Sussex Falls Down.

Sussex crews working out how to get to the nearest A&E

Do’h, even Homer could work this one out: Close A&E departments + make ambulances drive further to take patients to hospitals = less ambulances available for calls = response times fall. It’s not rocket science but Commissar Hewitt still hasn’t worked it out.

So it comes as no surprise to read that Mid Sussex is seeing a substantial fall in response times following the “downgrading of hospital services at Crawley Hospital and at the Princess Royal, which lost emergency surgery to Brighton 18 months ago under ‘Best Care, Best Place’ “

Sussex’s powerful Health Overview and Scrutiny Committee has requested detailed ambulance statistics from South East Coast Ambulance Service and has warned if evidence is not provided by February to show that ambulance journey times meet required standards under ‘Best Care, Best Place’, the issue could be referred to the Secretary of State for Health.

Once again, patient care can ‘go to hell’ – its all about how quickly you get a monkey on scene.


4 Responses to Sussex Falls Down.

  1. ecparamedic says:

    We have areas where a single closure would increase travel time by one hour, MIUs have already closed at night and the OOH service is using the ambulance service to cover their asses (take two paracetamol and call an ambulance if it hasn’t got any better).

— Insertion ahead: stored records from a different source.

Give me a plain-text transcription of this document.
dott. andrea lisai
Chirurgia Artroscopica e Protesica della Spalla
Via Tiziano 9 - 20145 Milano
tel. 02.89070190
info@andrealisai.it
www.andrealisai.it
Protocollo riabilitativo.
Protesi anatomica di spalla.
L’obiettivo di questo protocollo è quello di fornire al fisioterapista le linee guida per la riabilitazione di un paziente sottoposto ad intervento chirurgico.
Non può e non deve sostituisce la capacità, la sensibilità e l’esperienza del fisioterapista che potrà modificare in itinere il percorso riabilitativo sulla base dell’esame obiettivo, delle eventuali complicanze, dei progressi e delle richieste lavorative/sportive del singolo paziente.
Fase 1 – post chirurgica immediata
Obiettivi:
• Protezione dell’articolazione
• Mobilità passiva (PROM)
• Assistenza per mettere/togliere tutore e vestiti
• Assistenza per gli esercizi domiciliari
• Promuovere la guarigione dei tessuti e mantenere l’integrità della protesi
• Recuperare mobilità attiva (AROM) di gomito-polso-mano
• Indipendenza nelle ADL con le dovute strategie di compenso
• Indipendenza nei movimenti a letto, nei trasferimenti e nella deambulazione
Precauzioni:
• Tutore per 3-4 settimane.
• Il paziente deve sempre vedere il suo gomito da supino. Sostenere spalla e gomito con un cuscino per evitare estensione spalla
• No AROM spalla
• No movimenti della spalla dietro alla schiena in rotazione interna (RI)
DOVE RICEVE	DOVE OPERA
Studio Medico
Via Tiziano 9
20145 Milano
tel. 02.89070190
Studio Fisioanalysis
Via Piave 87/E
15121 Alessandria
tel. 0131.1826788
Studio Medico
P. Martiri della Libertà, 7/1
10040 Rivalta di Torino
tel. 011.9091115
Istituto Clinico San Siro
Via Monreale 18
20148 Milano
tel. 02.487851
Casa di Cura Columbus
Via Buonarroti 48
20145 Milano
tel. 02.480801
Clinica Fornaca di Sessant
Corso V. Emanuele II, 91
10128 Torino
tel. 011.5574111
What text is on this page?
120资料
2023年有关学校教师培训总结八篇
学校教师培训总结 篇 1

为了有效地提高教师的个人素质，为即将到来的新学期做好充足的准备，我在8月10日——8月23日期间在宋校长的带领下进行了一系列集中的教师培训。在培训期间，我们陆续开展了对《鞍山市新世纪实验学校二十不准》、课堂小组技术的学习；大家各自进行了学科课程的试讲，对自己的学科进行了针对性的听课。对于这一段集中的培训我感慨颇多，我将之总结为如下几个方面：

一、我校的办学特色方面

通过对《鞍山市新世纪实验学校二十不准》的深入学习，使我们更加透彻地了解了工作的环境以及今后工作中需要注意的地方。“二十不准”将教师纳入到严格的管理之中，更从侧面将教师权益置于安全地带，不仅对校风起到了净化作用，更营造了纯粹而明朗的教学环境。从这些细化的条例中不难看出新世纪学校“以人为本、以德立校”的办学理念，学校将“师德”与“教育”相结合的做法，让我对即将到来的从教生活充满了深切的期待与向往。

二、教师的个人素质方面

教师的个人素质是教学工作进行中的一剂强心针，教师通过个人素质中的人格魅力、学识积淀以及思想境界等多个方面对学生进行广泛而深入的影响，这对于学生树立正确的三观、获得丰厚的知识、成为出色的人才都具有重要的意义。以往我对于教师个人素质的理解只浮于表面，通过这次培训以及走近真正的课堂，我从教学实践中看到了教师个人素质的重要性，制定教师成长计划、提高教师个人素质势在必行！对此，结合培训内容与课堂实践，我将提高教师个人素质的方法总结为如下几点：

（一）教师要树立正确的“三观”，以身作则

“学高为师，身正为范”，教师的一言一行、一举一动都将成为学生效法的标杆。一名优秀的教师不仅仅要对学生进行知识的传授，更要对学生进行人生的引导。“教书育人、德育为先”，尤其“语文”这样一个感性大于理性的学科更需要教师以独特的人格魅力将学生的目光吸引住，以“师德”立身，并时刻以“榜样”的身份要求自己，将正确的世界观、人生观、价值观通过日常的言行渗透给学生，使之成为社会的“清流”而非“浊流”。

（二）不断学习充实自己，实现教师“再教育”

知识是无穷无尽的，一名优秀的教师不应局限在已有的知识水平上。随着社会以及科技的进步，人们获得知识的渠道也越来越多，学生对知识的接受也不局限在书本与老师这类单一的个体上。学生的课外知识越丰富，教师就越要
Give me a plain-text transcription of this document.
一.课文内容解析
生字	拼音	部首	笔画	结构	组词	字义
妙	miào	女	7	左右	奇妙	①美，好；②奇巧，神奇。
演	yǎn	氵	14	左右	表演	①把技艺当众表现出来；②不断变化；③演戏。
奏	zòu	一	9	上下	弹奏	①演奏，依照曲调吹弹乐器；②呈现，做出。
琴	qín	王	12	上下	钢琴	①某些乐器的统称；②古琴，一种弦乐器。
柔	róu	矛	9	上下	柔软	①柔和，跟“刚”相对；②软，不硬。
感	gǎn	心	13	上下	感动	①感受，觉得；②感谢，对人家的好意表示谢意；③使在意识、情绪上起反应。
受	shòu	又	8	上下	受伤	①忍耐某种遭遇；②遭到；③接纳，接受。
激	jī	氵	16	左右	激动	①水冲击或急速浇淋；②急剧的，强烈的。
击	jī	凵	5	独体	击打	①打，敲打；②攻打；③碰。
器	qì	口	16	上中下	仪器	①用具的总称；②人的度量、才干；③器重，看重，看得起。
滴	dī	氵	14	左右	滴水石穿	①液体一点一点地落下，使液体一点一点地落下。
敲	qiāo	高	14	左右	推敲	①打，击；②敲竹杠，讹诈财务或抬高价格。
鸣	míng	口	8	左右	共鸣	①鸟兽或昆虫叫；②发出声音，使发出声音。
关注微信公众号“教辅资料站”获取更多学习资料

    All this is having an impact on our service provision already, no doubt we’ll get reorganised…………, sorry, modernised as a punishment.


  2. Kingmagic says:

    In our area it has been mooted that all Paramedics will be trained further to a ECP level but without the enhanced prescribing powers that you have.

    This falls in line with the assumption that more patients/casualties will be treated and left at home. Which is not a bad thing in essence.

    So this will negate any need to travel out of area to other hospitals as the crew/RRV/RFU will remain closer to patch.

    But…and this is just a thought, the time saved in transport and turnaround times at the receiving hospital must be measured against the time taken whilst on scene treating/referring the patient/casualty. I can forsee management chasing crews/RRV/RFU to hurry up on scene to come clear for ORCON.

    I already treat & refer on scene where possible but I have the confidence and experience to do that and I always make sure the paperwork is spot on. But sometimes I may be on scene longer than it would have taken to transport the patient to A/E. If I,m not 100% sure on my diagnosis or I feel it more prudent to err on the side of caution then I will transport to A/E.

    The different trusts are looking at closing more community hospitals etc. because they will have us to fall back on…..again! We will be run ragged!

  3. ecparamedic says:

    I’m all for ECP skills being taught to paramedics, many of them (if not all) should be part of the basic course. We don’t prescribe by the way, we just have more PGDs than our colleagues.

    Having said that, if the patient didn’t need to go to hospital they wouldn’t be kept in would they? We should all default to admitting the patient if we aren’t sure. The community hospitals provide a valuable ‘step down’ service from the acute hospitals, losing beds in the community will result in elderly patients not quite well enough to go home being labelled ‘bed blockers’ again (can’t tell you how much I hate that phrase) and acute patients being stuck in A&E for hours.

    Based on past experience, that will mean crews nursing their patients in the corridor waiting for a hand-over = fewer ambulances on the streets.

    Wherever the beds are, if you take capacity out of the system you are heading for trouble. Reducing the bed/MIU access during Winter is madness.


  4. Scientist says:

    Places like Sussex which are full of market towns (not very urban, not very rural) have already had the smaller A&Es downgraded. So any more closures are affecting a system which has already had to adapt. I’m not surprised their response times are suffering.